"He was still too young to know that the heart's memory eliminates the bad and magnifies the good, and that thanks to this artifice we manage to endure the burden of the past."
Gabriel Garcia Marquez, Love in the Time of Cholera
In a recent post, Megan shares with us her progress in her practice of kapotasana, complete with a video of her kapotasana practice (great work, Megan!). Megan is a person of great courage. I have yet to muster the courage to film myself doing kapo (if you would like to see a still picture of me in kapo, take a look at this post): I take so many breaths to get into it, I'll probably cringe seeing that video, if it ever gets made.
So you won't get to see any kapo videos in this post. (If this is what drew you to read this post, well, you can stop reading now :-)) Instead, I'm going to say a few things about what I think doing kapotasana can teach us about our practice and life in general. For various reasons, kapotasana evokes very strong emotional and psychological reactions in many practitioners. One reason is purely physical: In our daily lives, most of us are never in situations where we have to bend over backward into such a powerfully backbended position. Forward bends, on the other hand, do not faze us that much, because many of us already spend a lot of our day in some variation of a forward bend or other (sitting hunched over in front of a computer, driving, etc.) In a sense, then, a forward bend simply asks us to carry to a slightly further extent what we already do in our daily lives.
But backbends are unfamiliar territory for most of us: Most of us never have to backbend in the course of our daily lives. In fact, several years ago, at a yoga conference in Miami, a senior teacher claimed that you can count on the fingers of one hand the number of times in a month the average American gets his or her body into anything that even slightly resembles a backbend. This claim might be an exaggeration, but I think the general point is clear: Backbends are very unfamiliar territory for most of our almost-perpetually-hunched-over bodies (heck, I'm actually hunched over my laptop right now, writing this post about backbends... how's that for irony?). And getting our bodies into a powerful backbend like kapotasana really brings even Ashtangis, who already backbend everyday, out of their comfort zones. (Note to reader: I really am not trying to spread kapo-phobia or kapo-anxiety by talking about kapotasana like that. If you are new to Ashtanga, or if you are at the point in second series where you are very close to being given kapo, please remember that everything I say in this post applies to people in general. Which means it may or may not apply to you. Take heart. It's just that it has been historically proven that kapotasana has evoked, and continues to evoke lots of strong reactions in lots of people, including yours truly).
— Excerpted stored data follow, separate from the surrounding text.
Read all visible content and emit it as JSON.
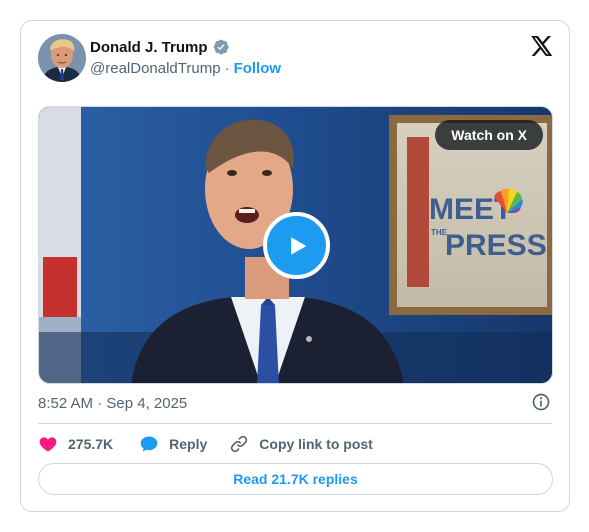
{
  "author": {
    "name": "Donald J. Trump",
    "handle": "@realDonaldTrump",
    "separator": "·",
    "follow_label": "Follow"
  },
  "media": {
    "watch_label": "Watch on X",
    "backdrop_text_line1": "MEET",
    "backdrop_text_line2": "PRESS",
    "backdrop_text_small": "THE"
  },
  "timestamp": "8:52 AM · Sep 4, 2025",
  "actions": {
    "likes_count": "275.7K",
    "reply_label": "Reply",
    "copy_link_label": "Copy link to post"
  },
  "read_replies_label": "Read 21.7K replies",
  "colors": {
    "accent": "#1d9bf0",
    "like": "#f91880",
    "text_secondary": "#536471",
    "text_primary": "#0f1419",
    "border": "#cfd9de"
  },
  "icons": {
    "verified": "verified-badge-icon",
    "brand": "x-logo-icon",
    "play": "play-icon",
    "info": "info-icon",
    "like": "heart-icon",
    "reply": "speech-bubble-icon",
    "copy": "link-icon"
  }
}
I have written at length elsewhere about my own reactions to kapotasana (see this post), so I won't repeat them here. One thing is clear: Unless you are a "natural backbender"--unless, in Megan's words, you happen to be "one of those pixies with a rubber band for a spine"--kapotasana will pose a formidable physical challenge for a long time to come. But having practiced kapotasana for about a year and a half now (I was first given the pose in November 2009), I think that there is one valuable thing that my kapotasana journey has taught me: Physical suffering does not have to lead to mental or emotional suffering. I suspect that for quite a few Ashtangis, kapotasana represents this giant ominous cloud of suffering that becomes bigger and bigger (and bigger...) as they get closer to the pose in their practice. This often leads them to enact some kind of drama to cope with the stress caused by the prospect of such suffering (see this post for my observations on this phenomenon). The trouble is, the more one plays into this drama, the bigger and more ominous the cloud of suffering appears to the mind of the practitioner. Which causes kapotasana to be much bigger and badder than it really is. Which leads to a lot of unnecessary suffering. Whereas if one just goes through the motions and does the actions that are necessary in order to execute kapotasana, and tries one's best to breathe as deeply and evenly as possible throughout, one would find that the suffering is a lot more manageable. There will always be intense physical sensations (and along with that, certain intense emotional and mental associations as well), but the breath allows one to be with the sensations rather than be in a position of just trying to "get this over with as quickly as possible". And being with something allows one to go through it with more fortitude and, hopefully, grace.
And perhaps in this way, kapotasana teaches us something about navigating the sufferings of daily life as well. Whether we like it or not, life throws unpleasant things at us, things that we can't just wish away or depend on others to take care of. We can choose to play into the drama that these things tend to evoke in our minds, and make the suffering bigger and badder than it needs to be; or we can do what needs to be done, breath, and go through what needs to be gone through with fortitude and hopefully, grace.